A man who crashed a car at the Chinese Consulate this month had a crossbow and arrows and swung a knife at officers before a police sergeant killed him, San Francisco police said today, offering the first official details of the attack.
San Francisco police showed body camera footage from the officers who responded to the October 9 attack on the consulate in a residential neighbourhood in the city. The footage showed the car inside the consulate’s lobby and people rushing out of a damaged door.
San Francisco Police Acting Commander Mark Im, speaking at a virtual town hall, said Zhanyuan Yang got out of his car, where police found a crossbow and arrows, and stood against a wall.

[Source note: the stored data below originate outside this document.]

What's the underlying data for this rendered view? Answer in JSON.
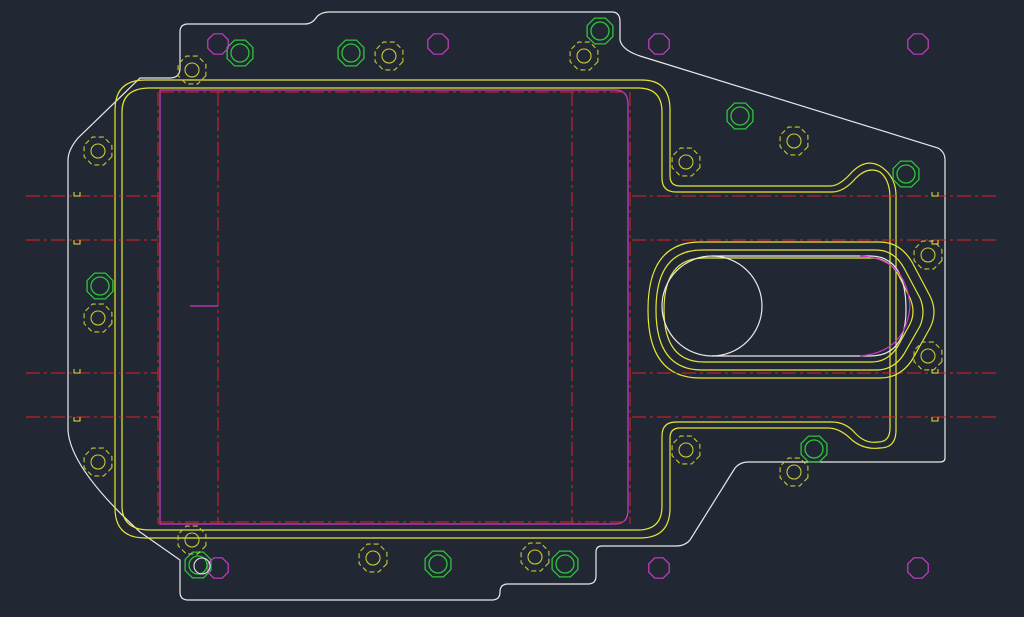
{
  "drawing": {
    "colors": {
      "background": "#222833",
      "outline": "#e8e8e8",
      "gasket": "#e6e633",
      "centerline": "#e0202a",
      "bolt_green": "#2fc43a",
      "bolt_yellow": "#c8c832",
      "marker_magenta": "#c83cc8"
    },
    "layers": [
      "outline",
      "gasket",
      "centerline",
      "bolt_green",
      "bolt_yellow",
      "marker_magenta"
    ]
  }
}
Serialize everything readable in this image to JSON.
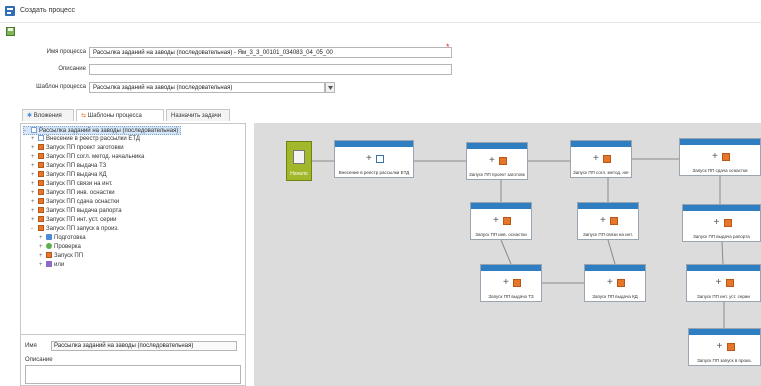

Yang was covering his face with his left arm after a security guard sprayed him with pepper spray and was hiding a knife in his right hand, Im said.
Im said Yang then turned toward Sergeant Troy Carrasco, who was the first to arrive on the scene, and a consulate security guard, and made “multiple, rapid, downward swinging motions with the knife” in their direction.
Carrasco can be seen in body camera footage touching Yang’s back and asking “Does he have a gun?” before Yang, who is rubbing his face with his left arm, turns toward Carrasco and the security guard and starts swinging a knife. The footage shows Carrasco then opens fire and shortly after shouts, “You should have told me he had a knife!”